Underfunding and other factors have raised fears regarding the status of the relief agency. (Photo from Flash90)

Concerns Grow Among Rights Activists Regarding the Circumstances Surrounding the Mandate of the UN Relief and Works Agency for Palestine Refugees (UNRWA)

Rights activists have voiced increasing concern about the state of the United Nations Relief and Works Agency for Palestine Refugees in the Near East (UNRWA). A mixture of underfunding, intense lobbying against the organization, donor fatigue, and increasing food prices have significantly hindered the relief agency. UNRWA largely depends on voluntary donations from United Nations member states, which makes it particularly vulnerable to lobbying efforts aimed at wrongly politicizing and delegitimizing its work. Officials lament that these campaigns seeking to erode the rights of Palestinian refugees have increased in frequency and aggression.

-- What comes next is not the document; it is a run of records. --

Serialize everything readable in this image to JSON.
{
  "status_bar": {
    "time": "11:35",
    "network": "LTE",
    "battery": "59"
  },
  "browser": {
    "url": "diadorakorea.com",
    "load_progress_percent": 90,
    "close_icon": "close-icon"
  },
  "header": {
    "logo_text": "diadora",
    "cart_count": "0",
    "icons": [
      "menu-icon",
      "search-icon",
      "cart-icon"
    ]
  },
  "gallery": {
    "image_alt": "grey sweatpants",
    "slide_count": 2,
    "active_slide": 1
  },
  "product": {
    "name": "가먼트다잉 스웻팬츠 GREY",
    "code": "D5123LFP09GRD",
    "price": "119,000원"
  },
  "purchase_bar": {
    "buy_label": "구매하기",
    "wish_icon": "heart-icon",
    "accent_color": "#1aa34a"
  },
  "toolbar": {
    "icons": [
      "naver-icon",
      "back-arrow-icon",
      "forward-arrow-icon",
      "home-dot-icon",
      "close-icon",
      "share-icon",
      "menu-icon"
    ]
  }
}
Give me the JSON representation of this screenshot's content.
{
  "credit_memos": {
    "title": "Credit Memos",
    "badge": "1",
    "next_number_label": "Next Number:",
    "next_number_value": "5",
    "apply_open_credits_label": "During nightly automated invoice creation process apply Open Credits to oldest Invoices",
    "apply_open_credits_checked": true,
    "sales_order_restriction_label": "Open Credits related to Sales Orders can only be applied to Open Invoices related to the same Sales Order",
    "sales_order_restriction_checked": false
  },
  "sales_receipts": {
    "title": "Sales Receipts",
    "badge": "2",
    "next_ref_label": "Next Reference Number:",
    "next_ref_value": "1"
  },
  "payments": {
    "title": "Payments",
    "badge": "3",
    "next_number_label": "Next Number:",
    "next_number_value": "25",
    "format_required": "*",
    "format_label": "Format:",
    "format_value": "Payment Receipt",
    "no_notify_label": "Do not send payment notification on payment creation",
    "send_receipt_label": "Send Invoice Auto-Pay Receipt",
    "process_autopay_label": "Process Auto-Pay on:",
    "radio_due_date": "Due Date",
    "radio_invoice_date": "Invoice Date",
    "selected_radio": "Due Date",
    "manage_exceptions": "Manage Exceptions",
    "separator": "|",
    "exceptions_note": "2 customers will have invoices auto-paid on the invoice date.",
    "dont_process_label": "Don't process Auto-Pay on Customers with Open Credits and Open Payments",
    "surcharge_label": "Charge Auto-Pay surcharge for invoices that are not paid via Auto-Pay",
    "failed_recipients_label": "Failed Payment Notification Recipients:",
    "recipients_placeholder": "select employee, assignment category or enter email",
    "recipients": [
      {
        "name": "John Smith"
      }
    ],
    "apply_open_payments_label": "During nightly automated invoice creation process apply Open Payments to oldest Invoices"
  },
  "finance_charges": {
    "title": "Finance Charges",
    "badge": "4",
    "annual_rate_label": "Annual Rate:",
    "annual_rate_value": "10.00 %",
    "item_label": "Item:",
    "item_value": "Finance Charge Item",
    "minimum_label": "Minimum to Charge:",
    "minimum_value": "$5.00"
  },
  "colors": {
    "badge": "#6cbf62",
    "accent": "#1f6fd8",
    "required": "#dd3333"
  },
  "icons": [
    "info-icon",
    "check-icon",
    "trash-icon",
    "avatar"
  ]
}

UNRWA was established in 1949 to help Palestinian refugees displaced by the 1948 Arab-Israeli War, and provides important services to millions including education, medicine, and food. Despite this, Israel has been lobbying to have the agency closed down due to it being the only such entity with a specific mandate regarding Palestinian refugees, who have been denied the right of return to their native homes and lands for decades.

Violence in Sudan’s Darfur Region

The violence is especially worrying due to the already dire humanitarian circumstances in the region. (Photo from The New York Times)

Troubling Armed Violence Kills Hundreds in Sudan’s Darfur Region

Armed violence over the past week in Sudan’s Darfur region has killed hundreds of people and displaced tens of thousands more. This latest troubling outbreak of fighting is believed to have started after the bodies of 2 nomads suspected of cattle rustling were discovered near Kreinik, prompting Janjaweed militias to raid and attack the town. The fighting later spread into the regional capital of Al Geneina, a city which hosts around 100,000 displaced people, many of whom live in temporary shelters that are especially vulnerable to the attacks. Human rights organizations have called for calm and an end to the violence in the area, which has included entire villages being burned down and livestock slaughtered. The destruction of supply warehouses has been heavily condemned as it will certainly lead to increased food insecurity in the region, which is already plagued with dire humanitarian circumstances. Reports also emerged that the Sudanese government’s Rapid Support Forces were taking part in the attacks as well, and officials in Darfur criticized the military regime for its apparent lack of effort in stopping the violence.